Мы зашли обратно в кают-компанию. Наши чилийские партнеры сидели, курили. Каждый смотрел в свою сторону. Диего встал при виде нас. Снял мохнатую папаху и бросил оземь. Когда только научился?
— Не говорите ничего, пока не услышите меня, — глаза его блестели.
— Ты прав, мой друг, — перебиваю я его, — не пристало нам бросать своих. Решение принято. Я оставляю своего брата и его жену вам в помощь. Он будет держать связь со мной и поможет во всех делах.
— Благородно, но мои слова не потеряют смысл. Раз так, то есть предприятие, которое сгодится для всех, тут сидящих. Но во главе его я хочу видеть Серджио.
— Слава Богу, — выдохнул Клауберг, — один я никак не справлюсь, — а что за предприятие?
— К северу отсюда, в горах, что лежат за городком Ла-Серена, наши люди взяли у местных серебряные самородки. Если там будут прииски, то хватит на всех.
— Кто про это еще знает? — засуетился Франц.
— Уже никто. Кроме моих казаков.
— Ну вот и славно. Первое дело уже есть, — потер я руки.
Задержаться пришлось еще на три дня. Занимались устройством Сергея. Клауберг предложил пожить пока у него на полном пансионе, но доктор отказался. Арину будут в том доме просто терпеть. Поэтому решили, что они поживут в том же доме, который мы снимали. Когда я убедился, что ему пришли предложения практики в Сантьяго и место чиновника в каком-то департаменте, то стал спокоен. Не пропадут. Но денег оставил. По местным меркам, на два года жизни молодоженам хватит. С учетом прислуги. А там, если надоест, можно их и домой забрать.

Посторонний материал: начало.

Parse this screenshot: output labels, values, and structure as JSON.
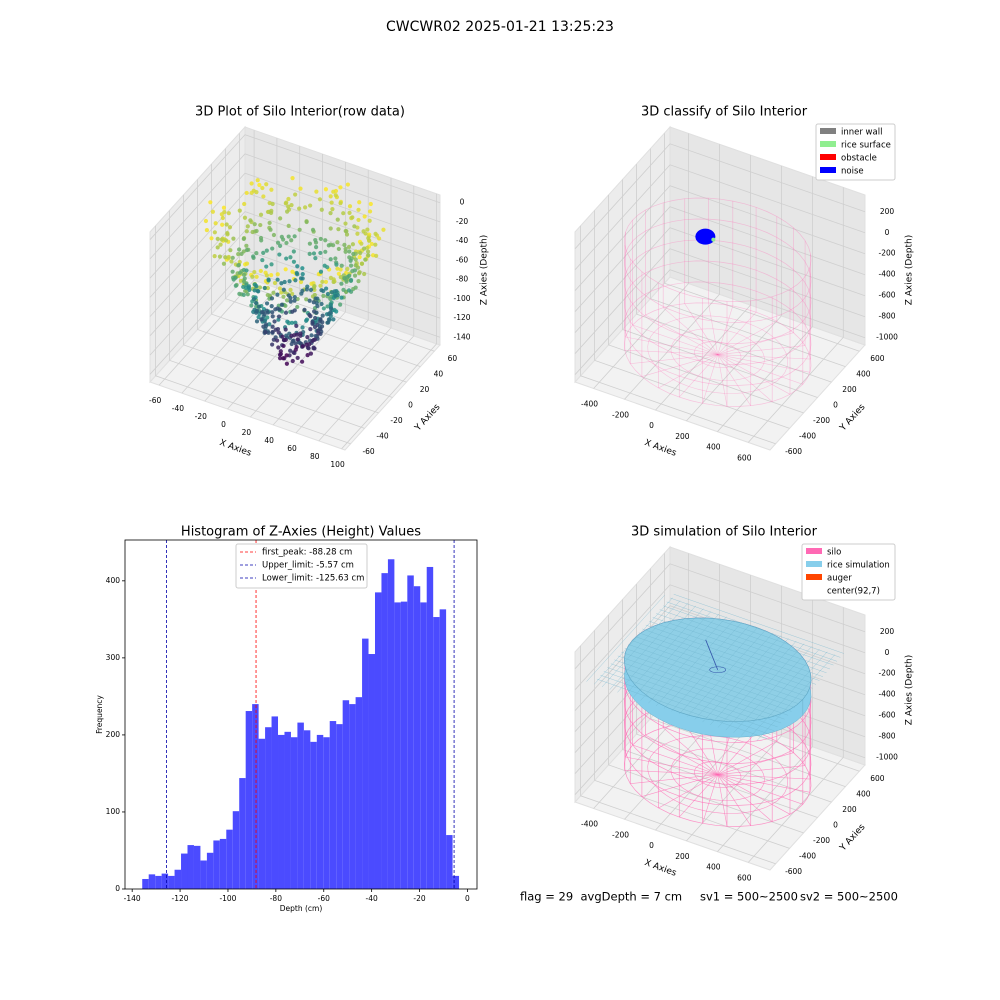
{
  "title": "CWCWR02 2025-01-21 13:25:23",
  "chart_data": [
    {
      "type": "scatter3d",
      "title": "3D Plot of Silo Interior(row data)",
      "xlabel": "X Axies",
      "ylabel": "Y Axies",
      "zlabel": "Z Axies (Depth)",
      "xlim": [
        -68,
        103
      ],
      "ylim": [
        -68,
        68
      ],
      "zlim": [
        -148,
        8
      ],
      "xticks": [
        -60,
        -40,
        -20,
        0,
        20,
        40,
        60,
        80,
        100
      ],
      "yticks": [
        -60,
        -40,
        -20,
        0,
        20,
        40,
        60
      ],
      "zticks": [
        0,
        -20,
        -40,
        -60,
        -80,
        -100,
        -120,
        -140
      ]
    },
    {
      "type": "scatter3d",
      "title": "3D classify of Silo Interior",
      "xlabel": "X Axies",
      "ylabel": "Y Axies",
      "zlabel": "Z Axies (Depth)",
      "xlim": [
        -520,
        740
      ],
      "ylim": [
        -680,
        680
      ],
      "zlim": [
        -1070,
        360
      ],
      "xticks": [
        -400,
        -200,
        0,
        200,
        400,
        600
      ],
      "yticks": [
        -600,
        -400,
        -200,
        0,
        200,
        400,
        600
      ],
      "zticks": [
        200,
        0,
        -200,
        -400,
        -600,
        -800,
        -1000
      ],
      "legend": [
        {
          "name": "inner wall",
          "color": "#808080"
        },
        {
          "name": "rice surface",
          "color": "#90ee90"
        },
        {
          "name": "obstacle",
          "color": "#ff0000"
        },
        {
          "name": "noise",
          "color": "#0000ff"
        }
      ]
    },
    {
      "type": "histogram",
      "title": "Histogram of Z-Axies (Height) Values",
      "xlabel": "Depth (cm)",
      "ylabel": "Frequency",
      "color": "#4b4bff",
      "bins": [
        -135.8,
        -133.1,
        -130.4,
        -127.7,
        -125.0,
        -122.3,
        -119.6,
        -116.9,
        -114.2,
        -111.5,
        -108.8,
        -106.1,
        -103.4,
        -100.7,
        -98.0,
        -95.3,
        -92.6,
        -89.9,
        -87.2,
        -84.5,
        -81.8,
        -79.1,
        -76.4,
        -73.7,
        -71.0,
        -68.3,
        -65.6,
        -62.9,
        -60.2,
        -57.5,
        -54.8,
        -52.1,
        -49.4,
        -46.7,
        -44.0,
        -41.3,
        -38.6,
        -35.9,
        -33.2,
        -30.5,
        -27.8,
        -25.1,
        -22.4,
        -19.7,
        -17.0,
        -14.3,
        -11.6,
        -8.9,
        -6.2,
        -3.5
      ],
      "counts": [
        13,
        19,
        17,
        20,
        17,
        25,
        46,
        57,
        56,
        37,
        47,
        63,
        65,
        77,
        101,
        144,
        231,
        240,
        195,
        210,
        224,
        200,
        204,
        197,
        216,
        206,
        191,
        200,
        197,
        218,
        214,
        245,
        240,
        249,
        325,
        305,
        385,
        410,
        428,
        372,
        373,
        407,
        393,
        372,
        418,
        353,
        363,
        70,
        17
      ],
      "xlim": [
        -143,
        4
      ],
      "ylim": [
        0,
        453
      ],
      "xticks": [
        -140,
        -120,
        -100,
        -80,
        -60,
        -40,
        -20,
        0
      ],
      "yticks": [
        0,
        100,
        200,
        300,
        400
      ],
      "vlines": [
        {
          "name": "first_peak: -88.28 cm",
          "value": -88.28,
          "color": "#ff0000"
        },
        {
          "name": "Upper_limit: -5.57 cm",
          "value": -5.57,
          "color": "#0000aa"
        },
        {
          "name": "Lower_limit: -125.63 cm",
          "value": -125.63,
          "color": "#0000aa"
        }
      ]
    },
    {
      "type": "surface3d",
      "title": "3D simulation of Silo Interior",
      "xlabel": "X Axies",
      "ylabel": "Y Axies",
      "zlabel": "Z Axies (Depth)",
      "xlim": [
        -520,
        740
      ],
      "ylim": [
        -680,
        680
      ],
      "zlim": [
        -1070,
        360
      ],
      "xticks": [
        -400,
        -200,
        0,
        200,
        400,
        600
      ],
      "yticks": [
        -600,
        -400,
        -200,
        0,
        200,
        400,
        600
      ],
      "zticks": [
        200,
        0,
        -200,
        -400,
        -600,
        -800,
        -1000
      ],
      "legend": [
        {
          "name": "silo",
          "color": "#ff69b4"
        },
        {
          "name": "rice simulation",
          "color": "#87ceeb"
        },
        {
          "name": "auger",
          "color": "#ff4500"
        },
        {
          "name": "center(92,7)",
          "color": "#ffffff"
        }
      ]
    }
  ],
  "annotations": [
    "flag = 29  avgDepth = 7 cm",
    "sv1 = 500~2500",
    "sv2 = 500~2500"
  ]
}
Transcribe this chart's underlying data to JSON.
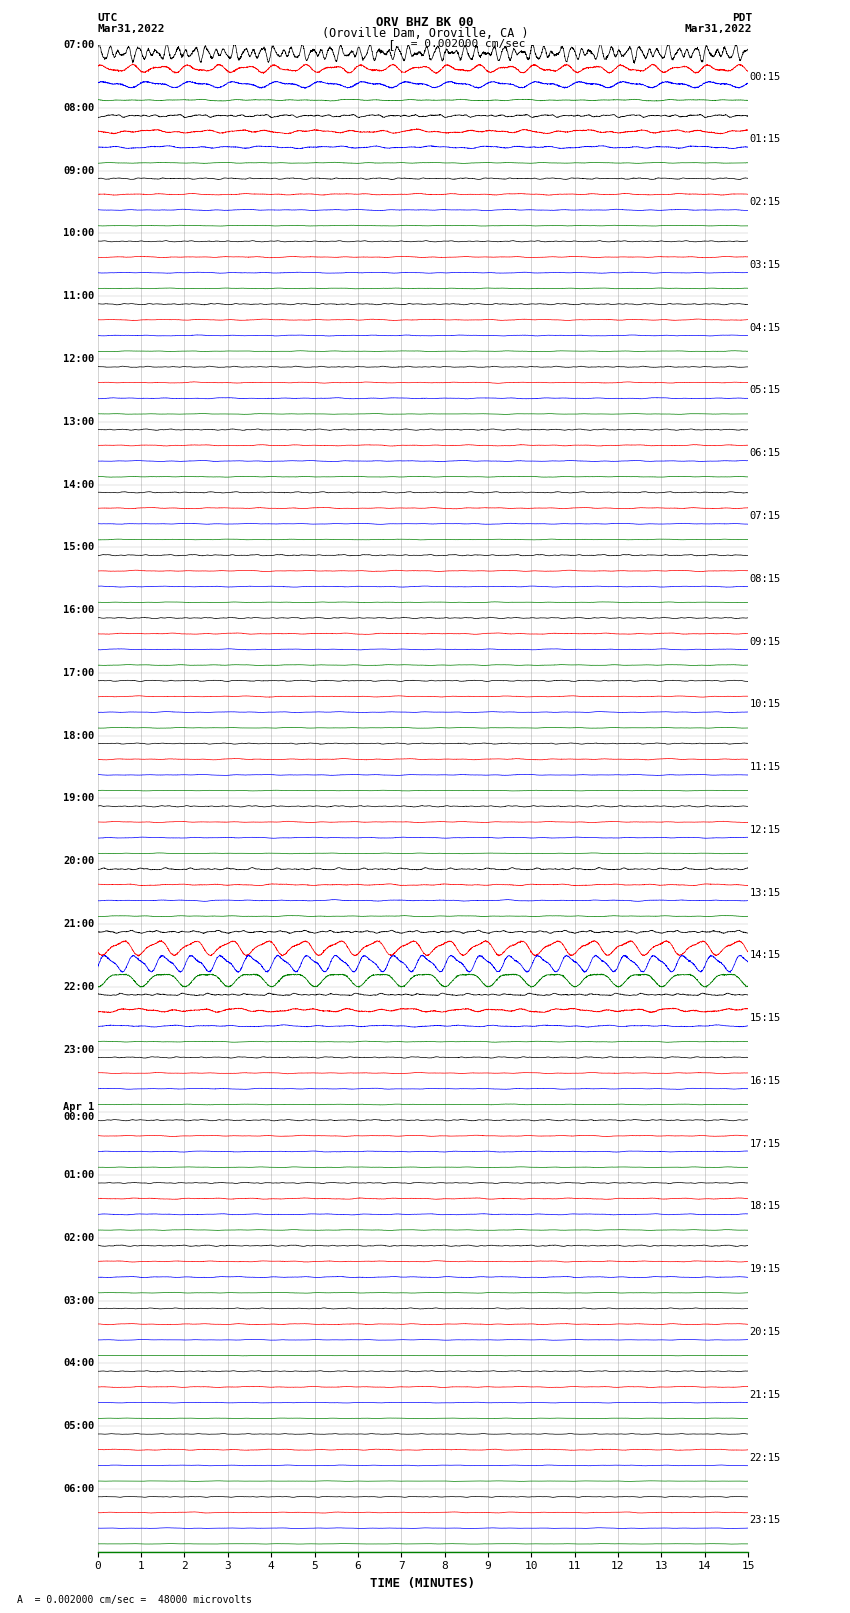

— Неправильно это все, — хмурится Васильев, — он на должности. Аванс выплачен.
— А правильно редко, что бывает. Задание Лангсдорфа мы выполнили. Возникли обстоятельства, требующие присутствия резидента. Сергей Павлович на такую роль подойдет, за неимением других кандидатур. Рапорт мы с него возьмем. Я еще свой прибавлю. А там в Санкт-Петербурге пусть решают. Отзовут или оставят, так то не наша печаль будет.
— Разумно. Тогда завтра утром уходим.
Мы устроили прощальный ужин на корабле. Пригласили Клауберга, Муэрто, Диего, Мигеля и еще нескольких знакомых. Все важно провозглашают тосты и здравицы. Ничего лишнего, чистая дипломатия. Я сижу в обнимку с Петровым:
— Видишь, устроилось все.
— Афера чистая. Все, что с тобой связано, жульничество. И я в этом участвую. А самое интересное для меня знаешь, что? То, что мне не стыдно.
— Это потому, что ничего такого мы и не сделали. Да, остаешься резидентом. Ну, не уточняли, что не только российским.
— Я не хочу оставлять практику.
— И не надо. Это лучшее прикрытие. Имя у тебя здесь уже есть.
— Мне нужен героин.
— Я тебе расскажу, как его делать, но получение уксусного ангидрида в деталях знает только Рослин. Организуешь лабораторию, пришлю на подмогу кого-нибудь из наших. А так, по возможности постараюсь отправить в Рио-де-Жанейро партию.
— Благодарствуй, — озадаченно кивает Петров, — все же скажи, что ты узнал. Не все из памяти выдуло.
— Много чего. Постепенно буду осознавать и записывать. Слыхал про Золотую Бабу?
— Слыхал, но это уже совсем сказки.
— Но ее же ищут?
— Да, но это по дикости.
— А про Биармию слыхал?
— Древнее государство где-то за Вяткой, к Уралу ближе. Тоже легенды.
— Связь не улавливаешь? Нет Золотой Бабы, нет Биармии.
— Не улавливаю. Не в Андах ли она спрятана? — Усмехается Петров.
— У каждого народа своя Золотая Баба. Но как это работает, я еще не понял.
— Иногда я радуюсь, что имею дело с материальным естеством. И мне не приходится забивать голову идеями, которые и объяснить-то сложно.
Мы говорили всю ночь, перебрали все детали каналов связи и возможные сценарии развития событий. Алена с Ариной тоже в обнимку и плачут обе. Петров с Ариной перебрались на берег только утром. Пока различимы были их фигуры, я видел, как они обнявшись стоят посреди портовой суеты. Одни-одинешеньки.